Prenons l’effectif de Villareal, et qui trouve-t-on ? Deux ou trois grands joueurs dont Cazorla, Senna et un autre âgé aujourd’hui de 36 ans, mais qui tient encore remarquablement bien sa place, Robert Pirès. Au fait, pourquoi J.M. Aulas qui a dépensé 18 millions d’euros pour Keita il y a deux ans, n’a-t-il pas fait venir Robert Pirès à Lyon ? Voilà une bonne question sur laquelle devrait méditer J.M. Aulas. Et qu’il ne vienne pas nous dire que c’est une question de moyens car Pirès n’aurait pas coûté cher, surtout pour un club qui vend chaque année ses meilleurs joueurs, comme Diarra, Tiago, Essien, Abidal et Malouda qui ont dû rapporter ensemble entre 2006 et 2007 plus d’une centaine de millions d’euros.
Il y a un autre joueur français qu’aurait pu acheter J.M. Aulas et qui n’aurait pas, lui non plus, coûté très cher, à savoir Aly Cissokho. C’est un défenseur qui évolue aujourd’hui au F.C. Porto et qui va lui aussi disputer les ¼ de finales de la Ligue des Champions. En 2007-2008, il jouait à Gueugnon, club de Nationale 2 en France.

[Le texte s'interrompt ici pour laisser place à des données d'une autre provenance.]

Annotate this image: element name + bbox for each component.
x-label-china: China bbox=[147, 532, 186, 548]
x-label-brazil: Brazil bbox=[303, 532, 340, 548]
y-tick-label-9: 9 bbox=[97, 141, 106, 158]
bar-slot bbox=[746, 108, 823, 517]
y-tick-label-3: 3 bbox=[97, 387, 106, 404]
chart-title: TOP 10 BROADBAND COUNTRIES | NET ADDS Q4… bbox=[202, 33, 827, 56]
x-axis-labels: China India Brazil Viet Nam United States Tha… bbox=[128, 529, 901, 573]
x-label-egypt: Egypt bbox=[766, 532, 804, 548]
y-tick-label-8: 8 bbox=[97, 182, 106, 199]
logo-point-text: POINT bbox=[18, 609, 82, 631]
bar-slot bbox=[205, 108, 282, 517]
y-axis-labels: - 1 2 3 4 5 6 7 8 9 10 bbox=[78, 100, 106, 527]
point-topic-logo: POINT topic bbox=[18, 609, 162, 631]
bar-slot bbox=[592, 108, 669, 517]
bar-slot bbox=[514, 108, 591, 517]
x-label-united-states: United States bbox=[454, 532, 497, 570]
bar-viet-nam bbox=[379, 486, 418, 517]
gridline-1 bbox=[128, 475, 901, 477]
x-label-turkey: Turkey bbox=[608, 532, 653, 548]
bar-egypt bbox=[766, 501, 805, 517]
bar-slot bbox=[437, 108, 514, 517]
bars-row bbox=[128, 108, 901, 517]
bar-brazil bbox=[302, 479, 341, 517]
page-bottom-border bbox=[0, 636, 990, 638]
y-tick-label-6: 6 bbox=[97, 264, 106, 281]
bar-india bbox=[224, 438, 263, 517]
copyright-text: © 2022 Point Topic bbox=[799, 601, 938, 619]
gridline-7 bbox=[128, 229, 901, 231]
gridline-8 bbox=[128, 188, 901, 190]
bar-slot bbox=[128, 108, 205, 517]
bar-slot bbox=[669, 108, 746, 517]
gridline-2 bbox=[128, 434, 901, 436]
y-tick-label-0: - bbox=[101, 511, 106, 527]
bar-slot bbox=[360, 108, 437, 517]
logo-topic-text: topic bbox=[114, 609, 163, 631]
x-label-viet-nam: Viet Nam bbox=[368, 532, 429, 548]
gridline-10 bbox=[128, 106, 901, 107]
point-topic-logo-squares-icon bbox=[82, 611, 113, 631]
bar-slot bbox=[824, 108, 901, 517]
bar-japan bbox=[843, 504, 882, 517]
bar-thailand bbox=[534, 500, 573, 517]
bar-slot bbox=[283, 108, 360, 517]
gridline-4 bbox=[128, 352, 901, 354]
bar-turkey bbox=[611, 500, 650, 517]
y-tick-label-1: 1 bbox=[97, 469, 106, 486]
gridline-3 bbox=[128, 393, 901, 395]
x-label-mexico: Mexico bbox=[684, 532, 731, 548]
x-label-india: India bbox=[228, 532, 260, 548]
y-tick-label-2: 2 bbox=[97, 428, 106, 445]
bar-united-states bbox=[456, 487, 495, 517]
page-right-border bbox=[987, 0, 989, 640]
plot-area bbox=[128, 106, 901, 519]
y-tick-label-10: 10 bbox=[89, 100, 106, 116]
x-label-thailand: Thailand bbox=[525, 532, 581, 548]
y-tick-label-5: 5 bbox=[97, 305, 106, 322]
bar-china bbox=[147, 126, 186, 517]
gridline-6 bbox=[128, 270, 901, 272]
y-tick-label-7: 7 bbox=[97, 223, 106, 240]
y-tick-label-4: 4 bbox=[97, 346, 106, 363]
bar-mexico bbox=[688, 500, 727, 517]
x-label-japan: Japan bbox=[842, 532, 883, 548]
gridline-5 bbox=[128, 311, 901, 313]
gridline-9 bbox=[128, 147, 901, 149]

Il a été remarqué par les recruteurs portugais de Setubal, puis ensuite par le F.C Porto qui lui trouve beaucoup de qualités (rapidité, tonicité etc.) et lui fait signer un contrat en janvier de cette année. L’histoire est belle pour ce jeune joueur que certains voient très rapidement en Equipe de France. Cela étant, elle est moins belle pour Lyon…qui a cherché en décembre et janvier derniers, sans le trouver, un arrière latéral pour pallier les blessures de Grosso, Reveillère et Clerc. Un vrai gâchis, n’est-ce pas Monsieur Aulas ?
Et cela me fait dire qu’au lieu d’essayer d’acheter Eto’o ou Drogba en faisant du déficit, peut-être que l’Olympique Lyonnais devrait garder ses techniciens plus longtemps pour que ceux-ci puissent travailler dans la durée, au lieu de les mettre à la porte comme J.M. Aulas l’a fait l’année passé avec Perrin…après un doublé Coupe-Championnat. Dans le même ordre d’idées, peut-être aussi que J.M. Aulas devrait comprendre que dans son club la partie sportive doit être séparée de la partie administrative, par exemple comme à Barcelone où Guardiola a les pleins pouvoirs sur la gestion de l’effectif qui lui est attribué .Peut-être enfin que l’O.L. devrait davantage insister sur la formation maison qui lui a déjà donné des joueurs comme Ben Arfa et surtout Karim Benzema, aujourd’hui son meilleur joueur, même s’il ne vaut pas 100 millions d’euros comme le clame J.M. Aulas. Toujours ce souci de l’exagération !
Et puisqu’on parle d’exagération, est-ce que J.M. Aulas n’exagère pas quand il affirme que l’Espagne a des lois fiscales qui font que les meilleurs joueurs viennent chez elle et que l’écart avec les meilleurs clubs espagnols est énorme . Par exemple qu’a fait le Real contre Liverpool ? Et puis combien y-a-t-il de clubs italiens encore qualifiés en Ligue des Champions ? Zéro, comme chez nous en France où nos clubs brillent au moins en Coupe de l’UEFA, ce qui n’est pas le cas des clubs italiens (même le Milan AC a été éliminé !). Alors Monsieur Aulas, faites en sorte de repartir sur de bonnes bases et essayez d’imiter Porto ou Villareal, ce qui vous permettra peut-être de gagner la Ligue des Champions comme l’avait fait le F.C. de Porto* en 2004…en battant Monaco en finale, Monaco qui avait éliminé le Real et Chelsea. Porto et Monaco plus riches que Lyon ? Cela m’étonnerait.
Michel Escatafal
* Porto a gagné la Coupe de l’UEFA en 2003, la Coupe d’Europe (C1) en 1987, la Ligue des Champions en 2004.